Palet Yayınları, Konya, 2020
Göç hareketlerine insanlığın
başlangıcından itibaren tanıklık edilmektedir. Göç, en temel anlamda; isteğe
bağlı ya da zorunlu olarak insanların çeşitli nedenlerle, yaşadığı yerden başka
bir yere yerleşmesi olarak adlandırılmaktadır. Küreselleşme süreci ve
uluslararası krizler ile paralel olarak artış gösteren göç hareketleri, hem göç
alan hem göç veren kentler açısından ekonomik, sosyal, toplumsal ve kültürel
anlamda değişikliklere yol açmaktadır. 21. yüzyıl “Göçler Çağı” olarak
adlandırılırken, Antalya’nın sahip olduğu olanaklar nedeni ile bu sürecin
dışında kalması mümkün görünmemektedir. Antalya, antik dönemlerdeki adı olan
Pamfilya’dan (çeşitli ırkların ülkesi) anlaşılacağı üzere, kurulduğu zamandan
bugüne kadar göçlere tanıklık etmiş ve göçle birlikte şekillenen bir kent olmuştur.

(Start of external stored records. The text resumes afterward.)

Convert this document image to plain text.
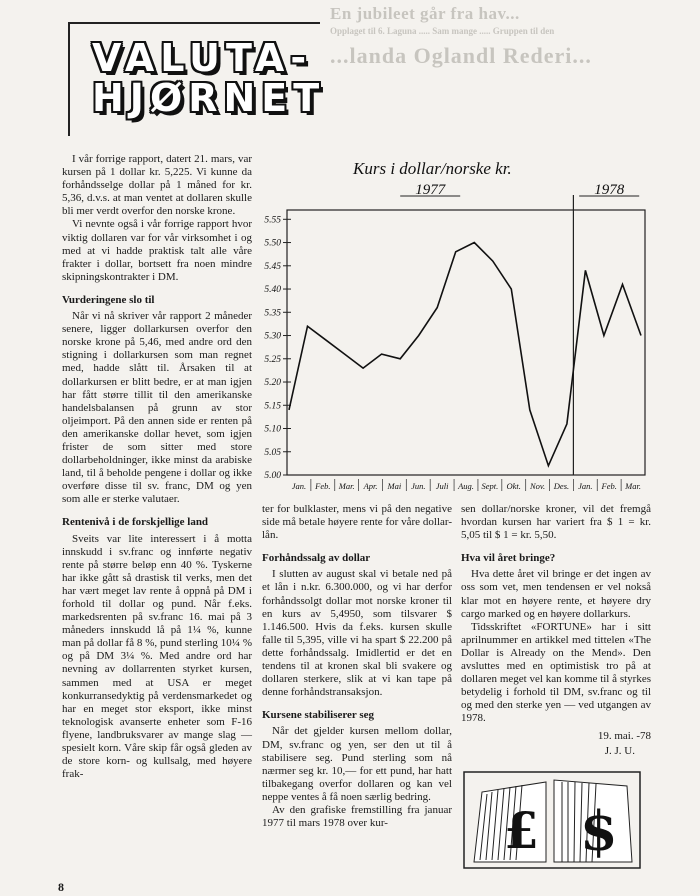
En jubileet går fra hav...
Opplaget til 6. Laguna ..... Sam mange ..... Gruppen til den
...landa Oglandl Rederi...
VALUTA-
HJØRNET

I vår forrige rapport, datert 21. mars, var kursen på 1 dollar kr. 5,225. Vi kunne da forhåndsselge dollar på 1 måned for kr. 5,36, d.v.s. at man ventet at dollaren skulle bli mer verdt overfor den norske krone.

Vi nevnte også i vår forrige rapport hvor viktig dollaren var for vår virksomhet i og med at vi hadde praktisk talt alle våre frakter i dollar, bortsett fra noen mindre skipningskontrakter i DM.

Vurderingene slo til

Når vi nå skriver vår rapport 2 måneder senere, ligger dollarkursen overfor den norske krone på 5,46, med andre ord den stigning i dollarkursen som man regnet med, hadde slått til. Årsaken til at dollarkursen er blitt bedre, er at man igjen har fått større tillit til den amerikanske handelsbalansen på grunn av stor oljeimport. På den annen side er renten på den amerikanske dollar hevet, som igjen frister de som sitter med store dollarbeholdninger, ikke minst da arabiske land, til å beholde pengene i dollar og ikke overføre disse til sv. franc, DM og yen som alle er sterke valutaer.

Rentenivå i de forskjellige land

Sveits var lite interessert i å motta innskudd i sv.franc og innførte negativ rente på større beløp enn 40 %. Tyskerne har ikke gått så drastisk til verks, men det har vært meget lav rente å oppnå på DM i forhold til dollar og pund. Når f.eks. markedsrenten på sv.franc 16. mai på 3 måneders innskudd lå på 1¼ %, kunne man på dollar få 8 %, pund sterling 10¼ % og på DM 3¼ %. Med andre ord har nevning av dollarrenten styrket kursen, sammen med at USA er meget konkurransedyktig på verdensmarkedet og har en meget stor eksport, ikke minst teknologisk avanserte enheter som F-16 flyene, landbruksvarer av mange slag — spesielt korn. Våre skip får også gleden av de store korn- og kullsalg, med høyere frak-

Kurs i dollar/norske kr.
1977	1978
5.55
5.50
5.45
5.40
5.35
5.30
5.25
5.20
5.15
5.10
5.05
5.00
Jan. Feb. Mar. Apr. Mai Jun. Juli Aug. Sept. Okt. Nov. Des. Jan. Feb. Mar.

ter for bulklaster, mens vi på den negative side må betale høyere rente for våre dollar-lån.

Forhåndssalg av dollar

I slutten av august skal vi betale ned på et lån i n.kr. 6.300.000, og vi har derfor forhåndssolgt dollar mot norske kroner til en kurs av 5,4950, som tilsvarer $ 1.146.500. Hvis da f.eks. kursen skulle falle til 5,395, ville vi ha spart $ 22.200 på dette forhåndssalg. Imidlertid er det en tendens til at kronen skal bli svakere og dollaren sterkere, slik at vi kan tape på denne forhåndstransaksjon.

Kursene stabiliserer seg

Når det gjelder kursen mellom dollar, DM, sv.franc og yen, ser den ut til å stabilisere seg. Pund sterling som nå nærmer seg kr. 10,— for ett pund, har hatt tilbakegang overfor dollaren og kan vel neppe ventes å få noen særlig bedring.

Av den grafiske fremstilling fra januar 1977 til mars 1978 over kur-

sen dollar/norske kroner, vil det fremgå hvordan kursen har variert fra $ 1 = kr. 5,05 til $ 1 = kr. 5,50.

Hva vil året bringe?

Hva dette året vil bringe er det ingen av oss som vet, men tendensen er vel nokså klar mot en høyere rente, et høyere dry cargo marked og en høyere dollarkurs.

Tidsskriftet «FORTUNE» har i sitt aprilnummer en artikkel med tittelen «The Dollar is Already on the Mend». Den avsluttes med en optimistisk tro på at dollaren meget vel kan komme til å styrkes betydelig i forhold til DM, sv.franc og til og med den sterke yen — ved utgangen av 1978.

19. mai. -78

J. J. U.

£ $
8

Altyapı sorunları, çarpık kentleşme, şehre bağlılık gibi sorunların göçle
birlikte artmasının yanında sahip olduğu turizm ve tarımsal ürün potansiyeli
sebebi ile göç hareketlerinde önemli bir merkez olmuştur.
Bugünkü Antalya’nın
yapısında ve demografisinde tarihi boyunca aldığı göçler etkili olmuş ve olmaya
devam etmektedir. Binlerce göçmene barınma, iş, altyapı hizmeti sağlayan
Antalya’nın göç ve göçmenler ile ilişkisini ve sorunlarını anlamak ve çözüme
kavuşturmak olası göç hareketlerinin sonuçlarını değerlendirme açısından
deneyim sağlamaktadır.
Bu çalışmada hem iç göç hem dış göç açısından
çekim merkezi haline gelen Antalya’nın göç tarihine ve bu göç hareketlerinin
Antalya’ya etkileri değerlendirilmektedir.